De nos jours, c'est coutume de nier que St Thomas est le vrai auteur de cette œuvre.

Voici que j'ai trouvé une discussion dessus:

Note sur le commentaire sur la Genèse publié dans les œuvres de Thomas d’Aquin
par Sylvain Piron, 1 | 2003, Oliviana
https://journals.openedition.org/oliviana/22#bodyftn3


Or, il y a deux choses à souligner. Premièrement, le commentaire n'est pas de Pierre de Jean Olivi, car nous avons un autre de lui, qui est différent:

Dans le chapitre viii, est ainsi omise l’interprétation de la durée du déluge qui associe les quarante jours de pluie aux quarente-deux mois de règne de l’Antéchrist (Ap. 11, 2 et 13, 5), et comprend la durée totale de cent cinquante jours comme cinq mois, afin d’associer ce chiffre aux cinq premières périodes de l’Église (T, p. 42 ; P, fol. 46ra). Au chapitre xii, une lacune plus brève laisse de côté une remarque sur la durée des 430 années d’exil (Ex. 12, 40) débutant au départ d’Abraham pour l’Égypte (P, fol. 54vb).
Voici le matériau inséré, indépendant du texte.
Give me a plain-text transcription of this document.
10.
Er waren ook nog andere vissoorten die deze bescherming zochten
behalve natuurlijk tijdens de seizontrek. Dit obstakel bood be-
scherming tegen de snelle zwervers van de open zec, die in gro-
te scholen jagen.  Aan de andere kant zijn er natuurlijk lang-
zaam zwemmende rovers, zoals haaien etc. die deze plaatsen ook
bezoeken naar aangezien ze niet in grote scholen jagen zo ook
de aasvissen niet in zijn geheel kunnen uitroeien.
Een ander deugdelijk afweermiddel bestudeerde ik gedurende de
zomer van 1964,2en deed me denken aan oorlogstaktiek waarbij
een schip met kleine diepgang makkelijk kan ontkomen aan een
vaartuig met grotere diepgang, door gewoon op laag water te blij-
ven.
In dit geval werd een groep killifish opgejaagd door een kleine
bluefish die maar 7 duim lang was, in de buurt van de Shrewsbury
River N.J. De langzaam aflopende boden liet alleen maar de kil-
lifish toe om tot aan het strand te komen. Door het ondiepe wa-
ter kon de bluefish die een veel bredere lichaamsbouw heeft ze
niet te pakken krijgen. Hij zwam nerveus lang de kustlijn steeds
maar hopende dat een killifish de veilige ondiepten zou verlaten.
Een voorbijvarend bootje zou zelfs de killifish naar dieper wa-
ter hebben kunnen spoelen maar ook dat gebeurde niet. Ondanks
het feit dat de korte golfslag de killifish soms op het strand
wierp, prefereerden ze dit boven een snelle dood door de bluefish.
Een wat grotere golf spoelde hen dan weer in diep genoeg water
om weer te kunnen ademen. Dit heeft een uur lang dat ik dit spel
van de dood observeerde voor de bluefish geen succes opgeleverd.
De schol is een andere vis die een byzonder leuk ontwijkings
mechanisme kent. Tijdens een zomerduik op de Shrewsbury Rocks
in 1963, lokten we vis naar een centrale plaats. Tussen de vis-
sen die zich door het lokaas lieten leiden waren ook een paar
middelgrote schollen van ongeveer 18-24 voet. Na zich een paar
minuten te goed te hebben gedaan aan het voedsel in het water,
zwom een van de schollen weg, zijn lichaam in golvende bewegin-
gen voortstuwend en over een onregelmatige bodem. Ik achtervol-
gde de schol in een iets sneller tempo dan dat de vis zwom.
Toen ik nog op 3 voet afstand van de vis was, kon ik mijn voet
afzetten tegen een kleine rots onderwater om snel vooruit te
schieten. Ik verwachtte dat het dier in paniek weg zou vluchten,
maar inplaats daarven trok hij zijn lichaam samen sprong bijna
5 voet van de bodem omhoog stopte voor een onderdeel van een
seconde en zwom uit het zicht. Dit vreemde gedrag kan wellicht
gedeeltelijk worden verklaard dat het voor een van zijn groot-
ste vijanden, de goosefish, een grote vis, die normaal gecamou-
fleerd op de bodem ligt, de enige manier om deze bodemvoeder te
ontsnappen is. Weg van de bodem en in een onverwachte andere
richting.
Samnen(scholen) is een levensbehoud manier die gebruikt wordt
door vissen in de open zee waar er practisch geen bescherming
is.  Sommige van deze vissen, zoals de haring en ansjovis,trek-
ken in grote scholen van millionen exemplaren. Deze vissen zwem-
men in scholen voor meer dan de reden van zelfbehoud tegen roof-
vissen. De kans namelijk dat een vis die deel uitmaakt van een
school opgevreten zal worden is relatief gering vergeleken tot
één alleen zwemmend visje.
Et encore des divergences ...

Donc, une spéculation récente que l'œuvre serait d'Olivi est fausse. Bien entendu, il y aurait des réponses, si on voudrait l'attribuer à lui, moi je préfère St Thomas.

Or, il y a des raisons pourquoi elle a été attribué et désattribué à St. Thomas. D'abord, le pour:

Toutes les rééditions successives de ce texte, à partir de celle donnée dans le dernier volume des œuvres complètes publiées en 1612 par Côme Morelles4, dépendent d’une édition princeps publiée en 1573 à Anvers. L’éditeur du texte, Antonius Senensis OP, d’origine portugaise et parfois nommé pour cette raison Lusitanus, avait collaboré à l’édition des œuvres de Thomas commandée par Pie V et avait publié à part une édition de la Summa theologiae. Professeur de théologie à Louvain, il avait continué ses recherches de manuscrits thomasiens à travers les Pays-Bas ; c’est au couvent franciscain de Middelburg, en Zélande, qu’il dit avoir trouvé un manuscrit contenant une exposition de la Genèse, explicitement attribuée à Thomas d’Aquin. Dans son adresse « ad lectorem », Lusitanus fait très honnêtement état de ses doutes, mais parvient à y répondre. L’absence de tout prologue, fort inhabituelle chez saint Thomas, peut s’expliquer, selon lui, par la disparition des trois premiers folios du manuscrit7. Les dissemblances stylistiques pourraient être mises au compte d’une œuvre de jeunesse. L’attribution présente sur le manuscrit parvient finalement à elle seule à emporter sa conviction.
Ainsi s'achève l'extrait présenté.